David Loy, ‘Verlichting in Boeddhisme en Advaita Vedanta: zijn Nirvana en Moksha identiek?’
International Philosophical Quarterly 22, 1982, pp 65-74
Het belangrikste onderscheid tussen Indiase en westerse filosofie is het feit dat alle belangrijke Indiase systemen naar hetzelfde verschijnsel verwijzen: Verlichting of Bevrijding. Verlichting kent verschillende benamingen in de verschillende systemen- kaivalya, nirvana, moksha, etc.- en wordt op verschillende manieren beschreven, toch is de overeenkomst groot. De belangrijkste overeenkomst is misschien wel dat verlichting op intellectueel niveau niet te vatten is, vandaar dat de Indiase filosofie boven zichzelf uit verwijst naar een realisatie die de filosofie transcendeert.
Omdat verlichting elk conceptueel begrijpen te boven gaat, kan de vraag gesteld worden of de verschillende filosofische systemen naar dezelfde ervaring verwijzen.
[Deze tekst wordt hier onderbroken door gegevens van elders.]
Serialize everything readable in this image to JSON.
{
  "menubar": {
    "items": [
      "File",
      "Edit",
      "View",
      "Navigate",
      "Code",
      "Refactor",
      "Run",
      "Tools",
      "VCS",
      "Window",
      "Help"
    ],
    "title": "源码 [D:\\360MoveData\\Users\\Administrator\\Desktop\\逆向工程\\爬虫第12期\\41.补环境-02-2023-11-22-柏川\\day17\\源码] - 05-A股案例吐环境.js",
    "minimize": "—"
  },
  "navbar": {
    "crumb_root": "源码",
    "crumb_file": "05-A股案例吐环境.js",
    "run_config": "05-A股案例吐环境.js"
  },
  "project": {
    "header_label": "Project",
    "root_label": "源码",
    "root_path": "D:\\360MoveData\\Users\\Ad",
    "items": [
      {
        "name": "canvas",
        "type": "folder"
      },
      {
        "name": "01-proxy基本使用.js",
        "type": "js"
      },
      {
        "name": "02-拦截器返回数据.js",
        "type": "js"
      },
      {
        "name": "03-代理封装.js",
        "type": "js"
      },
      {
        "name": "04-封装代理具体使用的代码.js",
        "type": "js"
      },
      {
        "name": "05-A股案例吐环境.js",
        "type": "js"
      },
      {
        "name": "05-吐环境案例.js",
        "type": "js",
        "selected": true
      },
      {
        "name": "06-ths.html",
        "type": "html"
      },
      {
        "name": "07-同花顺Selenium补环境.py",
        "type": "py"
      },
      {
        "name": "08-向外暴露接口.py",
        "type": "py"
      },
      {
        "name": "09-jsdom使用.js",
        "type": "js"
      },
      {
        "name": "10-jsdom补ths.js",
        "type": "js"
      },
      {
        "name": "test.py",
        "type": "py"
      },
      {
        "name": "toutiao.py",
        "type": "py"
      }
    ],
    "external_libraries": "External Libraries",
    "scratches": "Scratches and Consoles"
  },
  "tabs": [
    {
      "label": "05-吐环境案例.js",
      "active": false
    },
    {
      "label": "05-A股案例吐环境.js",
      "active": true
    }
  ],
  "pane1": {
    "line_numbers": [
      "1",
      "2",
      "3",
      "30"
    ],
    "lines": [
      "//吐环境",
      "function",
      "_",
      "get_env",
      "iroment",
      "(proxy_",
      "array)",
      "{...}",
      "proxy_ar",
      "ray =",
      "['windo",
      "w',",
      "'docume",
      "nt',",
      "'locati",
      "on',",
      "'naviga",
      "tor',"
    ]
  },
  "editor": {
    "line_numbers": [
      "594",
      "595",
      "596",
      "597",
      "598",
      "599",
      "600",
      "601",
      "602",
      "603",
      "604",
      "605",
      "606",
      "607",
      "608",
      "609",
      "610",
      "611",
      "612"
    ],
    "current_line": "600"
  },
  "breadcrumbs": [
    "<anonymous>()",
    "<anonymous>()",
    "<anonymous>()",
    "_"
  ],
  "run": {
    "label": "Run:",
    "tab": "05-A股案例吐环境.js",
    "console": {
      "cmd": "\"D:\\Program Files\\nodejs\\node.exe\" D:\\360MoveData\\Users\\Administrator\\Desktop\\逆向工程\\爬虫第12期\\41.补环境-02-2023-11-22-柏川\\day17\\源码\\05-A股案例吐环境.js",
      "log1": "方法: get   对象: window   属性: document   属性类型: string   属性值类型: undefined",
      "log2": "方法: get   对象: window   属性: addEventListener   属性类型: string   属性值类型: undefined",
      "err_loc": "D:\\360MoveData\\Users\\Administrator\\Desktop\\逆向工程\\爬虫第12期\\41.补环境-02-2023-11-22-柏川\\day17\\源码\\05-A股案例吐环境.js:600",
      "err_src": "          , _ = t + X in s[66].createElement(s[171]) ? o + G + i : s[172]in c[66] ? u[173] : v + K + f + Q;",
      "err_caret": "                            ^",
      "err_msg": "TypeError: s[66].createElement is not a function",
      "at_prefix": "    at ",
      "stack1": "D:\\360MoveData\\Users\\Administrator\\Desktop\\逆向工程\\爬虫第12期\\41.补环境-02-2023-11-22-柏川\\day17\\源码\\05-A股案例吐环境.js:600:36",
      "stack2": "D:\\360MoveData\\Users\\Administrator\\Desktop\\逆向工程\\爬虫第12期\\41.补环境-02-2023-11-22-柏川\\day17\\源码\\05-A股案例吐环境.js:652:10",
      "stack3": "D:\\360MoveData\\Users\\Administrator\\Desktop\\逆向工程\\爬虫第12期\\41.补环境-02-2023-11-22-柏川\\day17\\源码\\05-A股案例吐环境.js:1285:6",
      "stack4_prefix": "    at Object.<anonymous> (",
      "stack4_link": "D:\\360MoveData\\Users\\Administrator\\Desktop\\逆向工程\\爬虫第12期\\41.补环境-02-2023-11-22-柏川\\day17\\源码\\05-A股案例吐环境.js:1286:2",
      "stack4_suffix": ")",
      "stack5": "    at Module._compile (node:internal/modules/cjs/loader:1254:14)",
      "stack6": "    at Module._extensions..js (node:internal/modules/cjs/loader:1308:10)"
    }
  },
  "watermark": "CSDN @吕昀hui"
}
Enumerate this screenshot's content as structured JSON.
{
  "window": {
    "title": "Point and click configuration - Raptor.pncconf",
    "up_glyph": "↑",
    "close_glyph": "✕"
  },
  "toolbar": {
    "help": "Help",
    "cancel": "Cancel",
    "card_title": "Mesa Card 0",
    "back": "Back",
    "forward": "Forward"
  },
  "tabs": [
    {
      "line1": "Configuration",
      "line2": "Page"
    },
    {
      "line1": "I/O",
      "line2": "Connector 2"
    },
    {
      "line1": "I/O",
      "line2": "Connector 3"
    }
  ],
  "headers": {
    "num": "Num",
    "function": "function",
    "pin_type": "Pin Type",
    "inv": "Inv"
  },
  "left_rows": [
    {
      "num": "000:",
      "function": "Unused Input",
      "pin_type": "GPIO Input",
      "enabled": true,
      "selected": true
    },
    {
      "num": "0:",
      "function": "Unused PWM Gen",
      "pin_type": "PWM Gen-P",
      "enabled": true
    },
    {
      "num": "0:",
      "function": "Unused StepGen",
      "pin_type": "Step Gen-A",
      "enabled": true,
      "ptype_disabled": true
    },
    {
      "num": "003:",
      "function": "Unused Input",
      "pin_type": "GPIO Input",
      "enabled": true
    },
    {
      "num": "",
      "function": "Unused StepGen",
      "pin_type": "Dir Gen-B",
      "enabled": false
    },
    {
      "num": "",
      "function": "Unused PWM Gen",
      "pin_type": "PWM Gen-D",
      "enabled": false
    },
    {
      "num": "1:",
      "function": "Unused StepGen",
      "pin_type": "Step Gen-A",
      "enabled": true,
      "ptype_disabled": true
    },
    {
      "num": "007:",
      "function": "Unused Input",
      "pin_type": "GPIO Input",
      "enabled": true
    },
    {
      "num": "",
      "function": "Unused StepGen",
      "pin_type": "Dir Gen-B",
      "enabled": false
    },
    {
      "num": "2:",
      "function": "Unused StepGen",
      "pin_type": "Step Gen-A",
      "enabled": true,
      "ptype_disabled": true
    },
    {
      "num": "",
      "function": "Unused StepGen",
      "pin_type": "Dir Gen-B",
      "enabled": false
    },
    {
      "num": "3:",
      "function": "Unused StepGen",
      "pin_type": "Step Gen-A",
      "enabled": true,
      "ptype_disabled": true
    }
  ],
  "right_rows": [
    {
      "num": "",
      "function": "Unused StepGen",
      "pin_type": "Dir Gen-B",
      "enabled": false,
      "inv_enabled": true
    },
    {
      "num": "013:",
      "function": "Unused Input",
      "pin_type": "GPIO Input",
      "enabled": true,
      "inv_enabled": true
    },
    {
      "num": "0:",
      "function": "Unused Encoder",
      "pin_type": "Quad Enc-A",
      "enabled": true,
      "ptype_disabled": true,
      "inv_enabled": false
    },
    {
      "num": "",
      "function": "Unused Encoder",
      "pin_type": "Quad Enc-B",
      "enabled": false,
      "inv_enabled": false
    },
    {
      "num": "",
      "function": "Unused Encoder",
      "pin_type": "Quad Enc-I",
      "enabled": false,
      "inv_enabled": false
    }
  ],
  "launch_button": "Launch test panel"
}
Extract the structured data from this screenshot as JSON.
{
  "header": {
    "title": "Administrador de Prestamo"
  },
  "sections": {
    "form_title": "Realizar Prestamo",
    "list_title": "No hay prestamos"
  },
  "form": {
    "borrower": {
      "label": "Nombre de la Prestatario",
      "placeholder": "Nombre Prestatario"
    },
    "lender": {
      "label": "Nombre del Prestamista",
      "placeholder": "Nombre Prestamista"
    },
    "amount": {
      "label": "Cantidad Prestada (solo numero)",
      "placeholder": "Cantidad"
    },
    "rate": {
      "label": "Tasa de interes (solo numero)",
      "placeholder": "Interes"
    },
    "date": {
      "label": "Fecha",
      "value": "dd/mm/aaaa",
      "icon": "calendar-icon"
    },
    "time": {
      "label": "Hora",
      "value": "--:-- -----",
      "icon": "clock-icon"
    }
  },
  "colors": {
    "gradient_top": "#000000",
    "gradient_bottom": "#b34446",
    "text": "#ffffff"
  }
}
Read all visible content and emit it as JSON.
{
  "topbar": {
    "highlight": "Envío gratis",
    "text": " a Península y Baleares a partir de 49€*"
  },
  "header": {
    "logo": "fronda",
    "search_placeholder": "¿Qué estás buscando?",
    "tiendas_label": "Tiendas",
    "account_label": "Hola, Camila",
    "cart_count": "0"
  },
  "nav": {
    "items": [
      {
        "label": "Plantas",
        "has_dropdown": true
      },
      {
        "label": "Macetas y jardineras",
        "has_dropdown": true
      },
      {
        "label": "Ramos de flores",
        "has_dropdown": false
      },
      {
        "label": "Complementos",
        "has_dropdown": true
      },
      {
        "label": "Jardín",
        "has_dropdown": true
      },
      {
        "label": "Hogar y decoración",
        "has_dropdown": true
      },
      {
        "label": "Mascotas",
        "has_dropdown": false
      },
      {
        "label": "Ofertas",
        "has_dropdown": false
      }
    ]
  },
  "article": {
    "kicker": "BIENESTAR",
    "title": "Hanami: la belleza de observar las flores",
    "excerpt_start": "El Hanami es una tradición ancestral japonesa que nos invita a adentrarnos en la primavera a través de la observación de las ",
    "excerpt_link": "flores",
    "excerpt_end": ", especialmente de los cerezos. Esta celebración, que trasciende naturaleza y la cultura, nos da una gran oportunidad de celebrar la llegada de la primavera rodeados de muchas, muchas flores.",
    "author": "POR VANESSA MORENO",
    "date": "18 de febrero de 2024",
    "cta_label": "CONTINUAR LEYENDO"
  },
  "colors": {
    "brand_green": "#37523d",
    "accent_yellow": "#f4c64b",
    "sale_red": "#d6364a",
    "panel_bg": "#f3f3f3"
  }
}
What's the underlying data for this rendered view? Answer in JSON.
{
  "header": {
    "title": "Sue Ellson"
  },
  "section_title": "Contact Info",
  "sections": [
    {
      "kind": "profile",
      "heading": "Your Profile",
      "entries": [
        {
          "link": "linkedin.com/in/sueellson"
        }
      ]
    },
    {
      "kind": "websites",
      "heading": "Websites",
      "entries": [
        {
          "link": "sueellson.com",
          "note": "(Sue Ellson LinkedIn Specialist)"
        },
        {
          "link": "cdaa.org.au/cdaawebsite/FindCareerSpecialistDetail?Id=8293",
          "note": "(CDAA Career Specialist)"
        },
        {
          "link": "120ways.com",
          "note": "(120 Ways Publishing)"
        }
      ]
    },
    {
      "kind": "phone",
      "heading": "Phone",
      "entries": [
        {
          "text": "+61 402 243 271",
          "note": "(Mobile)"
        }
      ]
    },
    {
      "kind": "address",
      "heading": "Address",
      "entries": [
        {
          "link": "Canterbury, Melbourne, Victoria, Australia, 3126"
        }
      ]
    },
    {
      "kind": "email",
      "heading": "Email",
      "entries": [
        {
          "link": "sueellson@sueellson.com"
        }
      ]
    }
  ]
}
De vraag is dus of het mogelijk is dat Samkhya-Yoga, het vroege Boeddhisme en Shankara’s Advaita Vedanta hetzelfde verschijnsel vanuit verschillende perspectieven beschrijven. Deze drie systemen mogen representatief geacht worden voor de Indiase filosofie in zijn geheel, maar zij zijn ook representatief voor de drie voornaamste pogingen om het eeuwige filosofische probleem van de verhouding tussen subject en object op te lossen.
Samkhya-Yoga is het meest radicale dualisme tussen subject en object dat maar denkbaar is. Als metafysisch systeem is het echter niet houdbaar, omdat de tegenstelling tussen purusha (Bewustzijn) en prakrti (Natuur) zo groot is dat er geen interactie meer mogelijk is. Het is echter veelbetekenend dat in het aan Samkhya gekoppelde Yoga-systeem niets voorkomt dat strijdig is met Vedanta.
Het vroege Boeddhisme laat het subject opgaan in het object. Het bewustzijn is iets geconditioneerds, dat slechts verschijnt als aan bepaalde voorwaarden is voldaan. Het zelf is slechts een illusie, gecreëerd door de interactie van de vijf aggregaten. Er is slechts leegte, maar de leegte is geen ding, het is slechts de uitdrukking van het feit dat er geen-ding is.
Advaita Vedanta laat het object in het subject opgaan. Er is niets buiten Brahman, de Ene zonder tweede. En omdat Brahman een non-duaal, zelf-lichtend bewustzijn is, omvat het bewustzijn het gehele universum, dat op zijn beurt niets anders is dan de verschijning van Brahman .
Er is dus onloochenbaar een groot verschil tussen het vroege Boeddhisme en Vedanta: de een zegt dat er geen zelf is en de ander zegt dat alles het zelf is; er is dus klaarblijkelijk geen bewustzijn in nirvana, terwijl in het geval van moksha alles bewustzijn is. Hierbij moet wel de kanttekening worden gemaakt dat binnen beide stromingen incidenteel formuleringen voorkomen die men eerder bij de andere partij zou verwachten. Ook is het veelzeggend dat er binnen het Boeddhisme zelf een duplicaat bestaat van de controverse tussen het vroege Boeddhisme en de Vedanta, namelijk de controverse tussen het Theravada-Boeddhisme en het Mahayana-Boeddhisme.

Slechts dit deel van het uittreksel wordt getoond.